Ele aponta que o programa econômico do candidato do PSL “em nada tem a ver com o Brasil”, e resulta da combinação dos interesses do mercado financeiro – em especial multinacionais que exploram recursos naturais, como o petróleo – representado por Guedes, e de grupos de militares que garantiriam a repressão para fazer aprovar medidas de austeridade também desejadas pelo mercado, com cortes nas aposentadorias, assim como foi adotada na Grécia após a crise global iniciada em 2007.

O economista diz que as críticas feitas ao 13º salário pelo vice de Bolsonaro, general Hamilton Mourão, são ilustrativas das propostas da chapa que vão na contramão do fortalecimento do mercado interno. “O empresário acha muito interessante porque não vai ter que arcar com mais uma folha salarial, mas se esquece que não vai ter uma folha a mais do lado da demanda. São mais de 13 milhões de desempregados e milhares de empresas falindo”. 

Sicsú, que foi diretor do Instituto de Pesquisa Econômica Aplicada (Ipea) entre 2007 e 2011, compara as propostas de Guedes com aquelas implementadas no Chile durante a ditadura de Augusto Pinochet (1973-1990), que também adotou uma plataforma econômica liberal, cortando aposentadorias e abrindo a economia nacional às empresas estrangeiras. Tudo isso com o amparo dos militares para sufocar os descontentes. 
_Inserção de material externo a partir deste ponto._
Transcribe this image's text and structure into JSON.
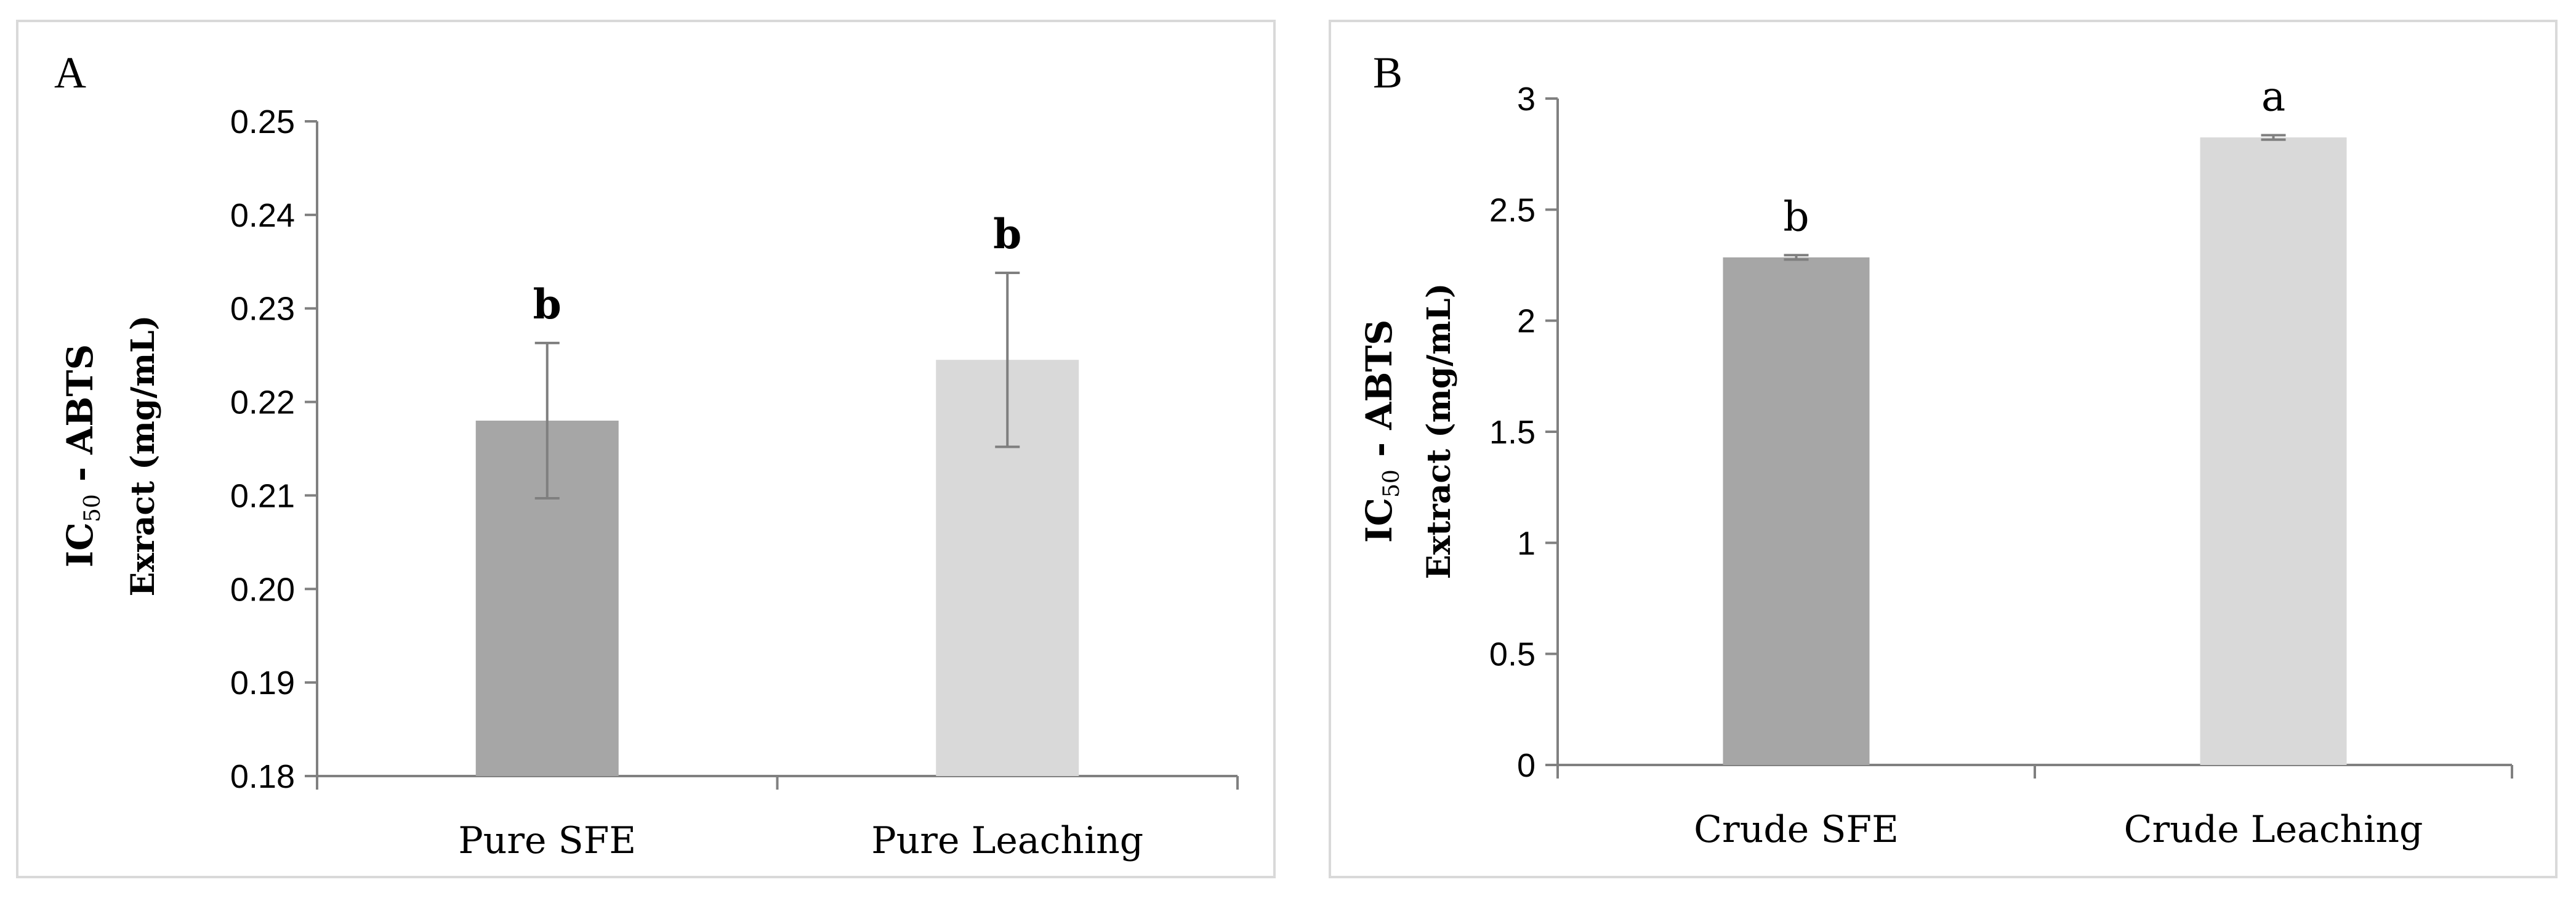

Setores produtivos já demonstram preocupação com a abertura irrestrita ao mercado externo. Entidades representativas da indústria nacional, como a Associação Brasileira de Máquinas e Equipamentos (Abimaq), a Associação Brasileira da Indústria Elétrica e Eletrônica (Abinee) e a Associação Nacional dos Fabricantes de Veículos Automotores (Anfavea), dizem que Bolsonaro e sua equipe não estão levando em consideração o impacto das suas medidas para o mercado interno. “A equipe de Bolsonaro procura mais o mercado financeiro do que o setor produtivo, principalmente o Paulo Guedes”, alertou o presidente da Anfavea, Antonio Megale, após a vitória do candidato militar no primeiro turno.  
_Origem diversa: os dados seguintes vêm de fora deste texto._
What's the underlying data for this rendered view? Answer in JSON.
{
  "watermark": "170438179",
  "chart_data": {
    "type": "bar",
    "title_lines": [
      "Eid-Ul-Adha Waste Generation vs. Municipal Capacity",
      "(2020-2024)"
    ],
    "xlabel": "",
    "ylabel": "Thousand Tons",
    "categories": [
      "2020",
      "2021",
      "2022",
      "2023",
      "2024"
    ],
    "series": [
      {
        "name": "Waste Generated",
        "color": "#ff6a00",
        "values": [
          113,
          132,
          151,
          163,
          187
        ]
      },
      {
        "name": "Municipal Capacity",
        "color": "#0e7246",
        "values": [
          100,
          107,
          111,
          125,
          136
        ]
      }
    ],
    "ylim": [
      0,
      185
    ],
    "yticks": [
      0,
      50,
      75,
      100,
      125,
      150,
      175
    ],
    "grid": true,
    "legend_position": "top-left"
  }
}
Ainda antes da votação, o então candidato Ciro Gomes (PDT) havia chamado a atenção sobre as consequências para a balança comercial brasileira da retirada de incentivos fiscais para o setor do agronegócio, como defendem Bolsonaro e Guedes. Em entrevista ao portal G1 (confira o vídeo), sem a exportação de produtos primários e com a importação de produtos industriais, a conta não fecha, podendo acarretar numa escalada no preço do dólar, que teria efeitos inclusive na inflação, segundo o presidenciável que ficou em terceiro lugar no primeiro turno. “Bolsonaro representa a destruição da nação brasileira”, diz Ciro.

Sobre a excitação dos operadores da Bolsa de Valores com uma eventual vitória de Bolsonaro, Sicsú diz tratar-se de um movimento “meramente especulativo”, já que a elevação dos preços das ações não corresponde ao investimento das empresas. “Quando as ações sobem e as empresas investem, aí sim. Mas não é o caso brasileiro, que está com investimento negativo há quatro anos.”

Os interesses do mercado financeiro e dos militares podem se chocar, diz o economista, já que generais nomeados para comandar as estatais, como era na ditadura, podem apresentar resistência às tentativas de privatização, ainda mais quando passarem a ocupar cargos que pagam vultosos salários nas diretorias das empresas públicas. Dessas contradições vem a curta lua-de-mel com um eventual governo Bolsonaro, já prevista por algumas vozes do mercado.

O que eles vão tentar fazer é um programa de austeridade “à la Grécia”. Não sei se vão conseguir, porque militares vão tentar tocar projetos de infraestrutura, e valorização de algumas estatais. Não sei quem vai ganhar essa disputa. Se depender do mercado financeiro, é Grécia. Privatizar tudo, cortar direitos, fazer uma reforma que acabe com a Previdência”, explica o professor, explicitando as contradições.